Circular 219 fails however to provide a definition of the term “consumed outside of Vietnam”. This leaves room for interpretation and based on past experience, it is expected that the tax authorities will take a narrow view that services provided to an overseas customer are consumed in Vietnam, if they are performed in and relate to Vietnam. This will likely make zero rating of exported services more difficult in practice. That said, when the overseas consumption test last applied, it was still possible to zero rate in certain specific circumstances (and rulings were obtained from the tax authorities confirming this), so taxpayers should carefully review the nature of their services provided to overseas customers to determine whether there are grounds to apply the 0% rate.

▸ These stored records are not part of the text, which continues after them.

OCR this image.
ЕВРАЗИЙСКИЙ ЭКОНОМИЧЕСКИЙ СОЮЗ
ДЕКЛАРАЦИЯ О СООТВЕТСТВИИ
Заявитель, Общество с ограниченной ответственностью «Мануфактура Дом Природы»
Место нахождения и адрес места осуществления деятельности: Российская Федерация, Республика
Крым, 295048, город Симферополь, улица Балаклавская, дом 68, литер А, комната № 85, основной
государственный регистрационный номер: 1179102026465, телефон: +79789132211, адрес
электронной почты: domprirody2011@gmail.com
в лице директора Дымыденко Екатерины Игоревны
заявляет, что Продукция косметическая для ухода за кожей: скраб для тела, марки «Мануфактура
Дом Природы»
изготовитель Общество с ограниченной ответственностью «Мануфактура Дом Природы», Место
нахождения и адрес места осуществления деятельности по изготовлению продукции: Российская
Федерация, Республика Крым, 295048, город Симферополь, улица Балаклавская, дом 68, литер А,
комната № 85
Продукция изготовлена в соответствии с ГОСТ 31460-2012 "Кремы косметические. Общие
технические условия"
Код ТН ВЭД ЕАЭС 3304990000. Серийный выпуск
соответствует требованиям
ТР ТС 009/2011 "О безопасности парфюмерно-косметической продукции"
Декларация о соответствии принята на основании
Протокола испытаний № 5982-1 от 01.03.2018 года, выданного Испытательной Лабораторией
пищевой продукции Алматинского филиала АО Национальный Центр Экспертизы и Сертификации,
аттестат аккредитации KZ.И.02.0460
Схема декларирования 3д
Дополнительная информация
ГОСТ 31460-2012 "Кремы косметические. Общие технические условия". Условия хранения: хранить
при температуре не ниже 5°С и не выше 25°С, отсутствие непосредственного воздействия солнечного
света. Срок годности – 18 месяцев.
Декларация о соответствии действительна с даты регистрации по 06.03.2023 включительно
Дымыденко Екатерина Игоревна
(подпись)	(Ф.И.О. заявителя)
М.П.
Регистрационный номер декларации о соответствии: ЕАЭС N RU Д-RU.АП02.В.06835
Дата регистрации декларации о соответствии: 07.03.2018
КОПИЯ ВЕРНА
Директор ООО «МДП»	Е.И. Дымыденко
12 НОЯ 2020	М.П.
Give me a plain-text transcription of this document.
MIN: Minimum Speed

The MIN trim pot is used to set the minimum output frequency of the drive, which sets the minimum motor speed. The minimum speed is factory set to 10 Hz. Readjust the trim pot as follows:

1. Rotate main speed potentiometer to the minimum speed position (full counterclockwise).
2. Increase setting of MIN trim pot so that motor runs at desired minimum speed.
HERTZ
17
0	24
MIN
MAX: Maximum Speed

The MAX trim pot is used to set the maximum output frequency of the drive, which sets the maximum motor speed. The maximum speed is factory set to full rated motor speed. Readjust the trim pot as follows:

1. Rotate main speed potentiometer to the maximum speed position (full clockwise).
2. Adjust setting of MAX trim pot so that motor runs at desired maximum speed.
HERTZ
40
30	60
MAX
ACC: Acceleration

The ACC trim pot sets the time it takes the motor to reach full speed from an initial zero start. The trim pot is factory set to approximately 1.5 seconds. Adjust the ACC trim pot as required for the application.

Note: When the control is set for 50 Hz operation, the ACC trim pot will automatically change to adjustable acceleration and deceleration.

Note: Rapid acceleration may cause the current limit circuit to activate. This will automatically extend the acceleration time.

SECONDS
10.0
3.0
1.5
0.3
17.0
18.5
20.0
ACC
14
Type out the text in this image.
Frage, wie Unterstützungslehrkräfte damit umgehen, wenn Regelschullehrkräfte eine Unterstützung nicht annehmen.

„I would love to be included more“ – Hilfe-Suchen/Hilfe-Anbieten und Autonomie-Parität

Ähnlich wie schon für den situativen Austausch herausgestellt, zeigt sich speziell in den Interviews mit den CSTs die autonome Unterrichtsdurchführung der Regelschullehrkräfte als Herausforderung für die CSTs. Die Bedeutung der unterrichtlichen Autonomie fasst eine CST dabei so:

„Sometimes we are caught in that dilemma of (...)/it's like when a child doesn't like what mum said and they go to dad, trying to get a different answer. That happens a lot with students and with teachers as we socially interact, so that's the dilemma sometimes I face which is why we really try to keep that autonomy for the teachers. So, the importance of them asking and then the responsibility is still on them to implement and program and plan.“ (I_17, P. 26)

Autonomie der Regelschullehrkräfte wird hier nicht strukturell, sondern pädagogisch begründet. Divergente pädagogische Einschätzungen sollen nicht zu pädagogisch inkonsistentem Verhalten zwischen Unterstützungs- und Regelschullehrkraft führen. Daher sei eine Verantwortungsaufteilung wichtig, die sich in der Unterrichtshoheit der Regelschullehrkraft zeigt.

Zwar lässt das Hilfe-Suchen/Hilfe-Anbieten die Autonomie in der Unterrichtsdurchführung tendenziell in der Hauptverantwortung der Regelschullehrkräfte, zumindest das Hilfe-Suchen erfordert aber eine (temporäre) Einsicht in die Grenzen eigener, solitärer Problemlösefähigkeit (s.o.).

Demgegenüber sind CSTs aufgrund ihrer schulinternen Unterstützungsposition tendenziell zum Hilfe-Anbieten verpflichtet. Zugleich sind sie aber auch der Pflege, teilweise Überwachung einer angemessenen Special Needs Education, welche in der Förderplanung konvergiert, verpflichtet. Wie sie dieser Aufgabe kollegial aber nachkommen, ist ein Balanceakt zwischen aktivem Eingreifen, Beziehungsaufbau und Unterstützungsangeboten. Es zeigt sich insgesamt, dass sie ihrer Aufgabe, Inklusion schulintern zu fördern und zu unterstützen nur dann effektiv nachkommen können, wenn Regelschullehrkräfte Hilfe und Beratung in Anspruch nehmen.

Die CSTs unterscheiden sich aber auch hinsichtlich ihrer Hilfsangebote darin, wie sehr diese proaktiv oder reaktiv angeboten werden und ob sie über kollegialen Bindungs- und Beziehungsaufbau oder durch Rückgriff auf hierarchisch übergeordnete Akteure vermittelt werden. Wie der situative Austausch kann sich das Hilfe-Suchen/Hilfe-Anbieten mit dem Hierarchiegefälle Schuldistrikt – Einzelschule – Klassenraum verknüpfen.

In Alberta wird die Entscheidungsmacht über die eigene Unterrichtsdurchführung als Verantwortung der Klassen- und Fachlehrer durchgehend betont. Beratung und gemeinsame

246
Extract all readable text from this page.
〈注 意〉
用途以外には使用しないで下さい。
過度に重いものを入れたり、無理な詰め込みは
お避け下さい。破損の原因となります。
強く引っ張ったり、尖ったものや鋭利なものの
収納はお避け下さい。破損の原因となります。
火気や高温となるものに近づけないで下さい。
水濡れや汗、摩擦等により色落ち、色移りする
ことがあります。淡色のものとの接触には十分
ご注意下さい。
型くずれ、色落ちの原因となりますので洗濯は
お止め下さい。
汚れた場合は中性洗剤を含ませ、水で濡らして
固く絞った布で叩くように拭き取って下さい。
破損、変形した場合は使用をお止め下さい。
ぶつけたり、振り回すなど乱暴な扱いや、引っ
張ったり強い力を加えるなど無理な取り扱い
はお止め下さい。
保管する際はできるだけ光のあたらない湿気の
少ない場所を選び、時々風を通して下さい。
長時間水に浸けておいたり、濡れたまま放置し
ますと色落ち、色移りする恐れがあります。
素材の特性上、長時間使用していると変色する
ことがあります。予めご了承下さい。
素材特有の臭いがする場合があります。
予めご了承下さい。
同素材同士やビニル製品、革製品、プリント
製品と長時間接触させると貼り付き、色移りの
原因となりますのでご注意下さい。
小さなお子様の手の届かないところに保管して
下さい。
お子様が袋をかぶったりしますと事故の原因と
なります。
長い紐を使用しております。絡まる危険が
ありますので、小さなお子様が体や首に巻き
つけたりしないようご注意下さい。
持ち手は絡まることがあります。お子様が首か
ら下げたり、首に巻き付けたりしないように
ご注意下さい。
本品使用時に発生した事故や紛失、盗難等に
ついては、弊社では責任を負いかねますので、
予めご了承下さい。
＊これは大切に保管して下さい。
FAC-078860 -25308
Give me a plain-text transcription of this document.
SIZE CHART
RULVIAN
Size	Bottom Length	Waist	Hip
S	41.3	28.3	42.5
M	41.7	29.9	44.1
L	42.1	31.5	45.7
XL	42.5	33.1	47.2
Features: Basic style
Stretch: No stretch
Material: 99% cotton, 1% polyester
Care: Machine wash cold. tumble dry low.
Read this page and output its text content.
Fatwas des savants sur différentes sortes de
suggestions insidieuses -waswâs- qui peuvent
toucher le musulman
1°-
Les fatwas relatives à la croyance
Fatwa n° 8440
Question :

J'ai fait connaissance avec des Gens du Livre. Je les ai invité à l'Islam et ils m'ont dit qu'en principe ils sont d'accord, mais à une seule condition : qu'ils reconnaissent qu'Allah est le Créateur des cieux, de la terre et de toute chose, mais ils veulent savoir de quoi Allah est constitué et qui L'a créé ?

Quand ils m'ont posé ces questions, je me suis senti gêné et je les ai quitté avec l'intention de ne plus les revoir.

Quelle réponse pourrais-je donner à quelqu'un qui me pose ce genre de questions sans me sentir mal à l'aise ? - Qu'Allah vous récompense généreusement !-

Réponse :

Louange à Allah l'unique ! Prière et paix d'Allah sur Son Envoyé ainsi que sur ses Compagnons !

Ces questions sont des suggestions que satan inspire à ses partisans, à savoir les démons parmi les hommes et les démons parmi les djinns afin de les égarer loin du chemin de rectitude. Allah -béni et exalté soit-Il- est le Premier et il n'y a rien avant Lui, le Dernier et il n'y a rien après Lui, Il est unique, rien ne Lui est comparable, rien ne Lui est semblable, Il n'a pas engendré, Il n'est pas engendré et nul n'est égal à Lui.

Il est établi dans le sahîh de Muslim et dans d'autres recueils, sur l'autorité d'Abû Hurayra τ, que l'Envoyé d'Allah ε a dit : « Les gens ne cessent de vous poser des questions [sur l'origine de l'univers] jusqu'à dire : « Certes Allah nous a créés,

2. Cash support given to distributors is subject to 10% VAT
• Under the past VAT regulations, it was unclear whether cash support given to distributors was subject to output VAT. Circular 219 now provides that if the support is given for promotional, marketing or display activities, the distributors must issue a VAT invoice with 10% output VAT.
3. Requirement to notify bank account details to the tax authorities is re-emphasised
• Companies are requested to notify their bank accounts to the tax authorities . This requirement now becomes more critical because one of the conditions for input VAT creditable is that the seller and the buyer must use bank accounts notified to the tax authorities for making payments.
4. VAT declaration for trading activities of Export Processing Enterprise (“EPE”)
• If an EPE is granted a trading license, the EPE is required to set up a branch outside of the Export Processing Zone to carry out its trading activities. Circular 219 clarifies that the trading branch is required to file separate VAT returns.